There are four main goals pursued by the authors:
1) Accessibility: Requires little to no ML expertise of user.
2) Customization: Adapts to any concept (e.g., gender) and is not limited to concepts considered during training.
3) Plug-in readiness: Works without any retraining or modification of the ML model
4) Global quantification: Can interpret entire classes or sets of examples with a single quantitative measure, and not just explain individual data inputs.
1. Concept Activation Vector (CAV)
This methodology uses directional derivates to quantify the degree to which a user-defined idea is crucial to a classification result. So, a CAV is simply the numerical representation that generalizes a concept in the activation space of a neural network layer. For calculating a CAV of a certain concept, we first need to prepare different datasets. First there must be a set of gathered examples that represent the concept that shall be tested. Second there must be a dataset of random images. The activation of those images representing the concept at a certain layer of the model are separated by a binary classifier from those activations generated by the random set. The Concept Activation Vector (CAV) is defined as the coefficient vector of the binary classifier separating random images from images representing the concept.
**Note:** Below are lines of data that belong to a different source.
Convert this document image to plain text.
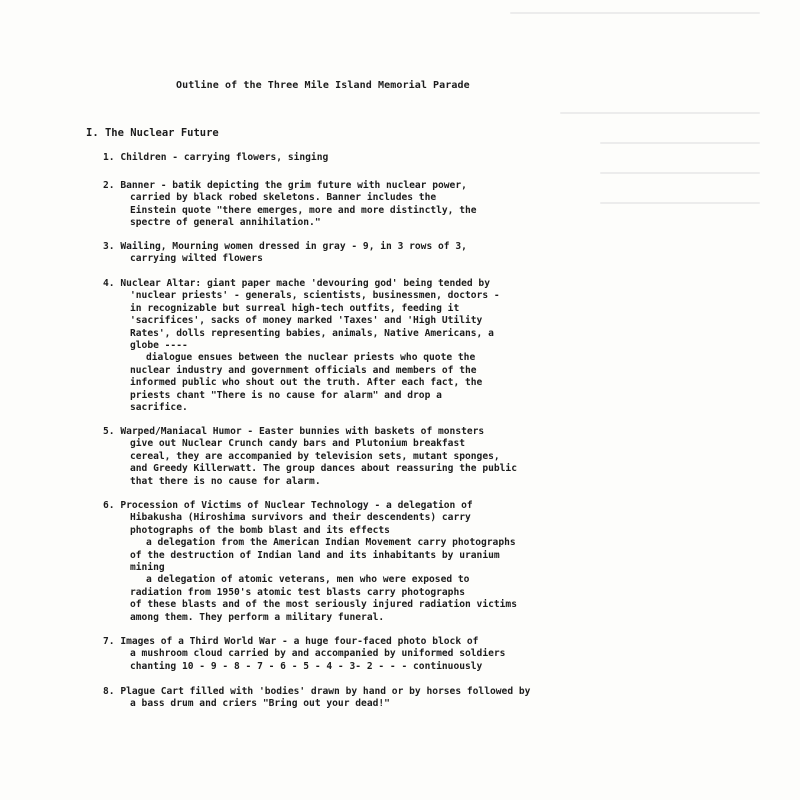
Outline of the Three Mile Island Memorial Parade
I. The Nuclear Future
1. Children - carrying flowers, singing
2. Banner - batik depicting the grim future with nuclear power,
carried by black robed skeletons. Banner includes the
Einstein quote "there emerges, more and more distinctly, the
spectre of general annihilation."
3. Wailing, Mourning women dressed in gray - 9, in 3 rows of 3,
carrying wilted flowers
4. Nuclear Altar: giant paper mache 'devouring god' being tended by
'nuclear priests' - generals, scientists, businessmen, doctors -
in recognizable but surreal high-tech outfits, feeding it
'sacrifices', sacks of money marked 'Taxes' and 'High Utility
Rates', dolls representing babies, animals, Native Americans, a
globe ----
dialogue ensues between the nuclear priests who quote the
nuclear industry and government officials and members of the
informed public who shout out the truth. After each fact, the
priests chant "There is no cause for alarm" and drop a
sacrifice.
5. Warped/Maniacal Humor - Easter bunnies with baskets of monsters
give out Nuclear Crunch candy bars and Plutonium breakfast
cereal, they are accompanied by television sets, mutant sponges,
and Greedy Killerwatt. The group dances about reassuring the public
that there is no cause for alarm.
6. Procession of Victims of Nuclear Technology - a delegation of
Hibakusha (Hiroshima survivors and their descendents) carry
photographs of the bomb blast and its effects
a delegation from the American Indian Movement carry photographs
of the destruction of Indian land and its inhabitants by uranium
mining
a delegation of atomic veterans, men who were exposed to
radiation from 1950's atomic test blasts carry photographs
of these blasts and of the most seriously injured radiation victims
among them. They perform a military funeral.
7. Images of a Third World War - a huge four-faced photo block of
a mushroom cloud carried by and accompanied by uniformed soldiers
chanting 10 - 9 - 8 - 7 - 6 - 5 - 4 - 3- 2 - - - continuously
8. Plague Cart filled with 'bodies' drawn by hand or by horses followed by
a bass drum and criers "Bring out your dead!"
2. Testing with CAVs (TCAV)
This second methodology calculates a quantifiable explanation of each tested concept over the Neural Network. TCAV uses CAVs to compute sensitivity to specific concepts across entire classes of inputs. Contrary to CAVs where conceptual sensitivity of a single data point is calculated, TCAV produces global explanations indicating conceptual sensitivity of entire classes. TCAV calculated the ratio of inputs with positive conceptual sensitivities to the number of inputs for a class. For example, a TCAV equal to 0.7 indicates that 70% of predictions for a class are positively influenced by the defined concept. What remains unclear after this methodology is if the CAVs returned high sensitivity by chance because they are trained by user-selected concept and random datasets. With bad training datasets for the CAVs generated explanations can be misleading. Therefore, the methodology uses many CAVs instead of only training one single CAV by using different random datasets and keeping the concept dataset the same. Finally, for meaningful concepts the distribution has to be statistically different from random.
3. Advantages
First of all, TCAV enables human friendly ways to understand the internal state of ML models. Furthermore, it does not require users to have machine learning expertise since users are only required to collect training data for specific concepts. Compared to other XAI methods this approach generates global explanations and not just local explanations. A global explanation can deliver insight if a model overall behaves properly or not, which usually cannot be done by local explanations. This can be used to identify ill-learned concepts and to improve the model. An additional unique characteristic is its adaptability to users’ interests. Users can investigate any concept as long as there a data points defining the specific concept.
4. Disadvantages
Although you don`t have to be a machine learning expert, application of the method is not trivial and it`s doubtable if layman without any skills in machine learning are able to use the method. For using the method users also have to specify concepts of interest. This specification of concepts is only sensible if the user has knowledge about relevant concepts for a specific classification. It is also difficult to apply TCAV to concepts that are to abstract or general because then it is hard to define a relevant training dataset.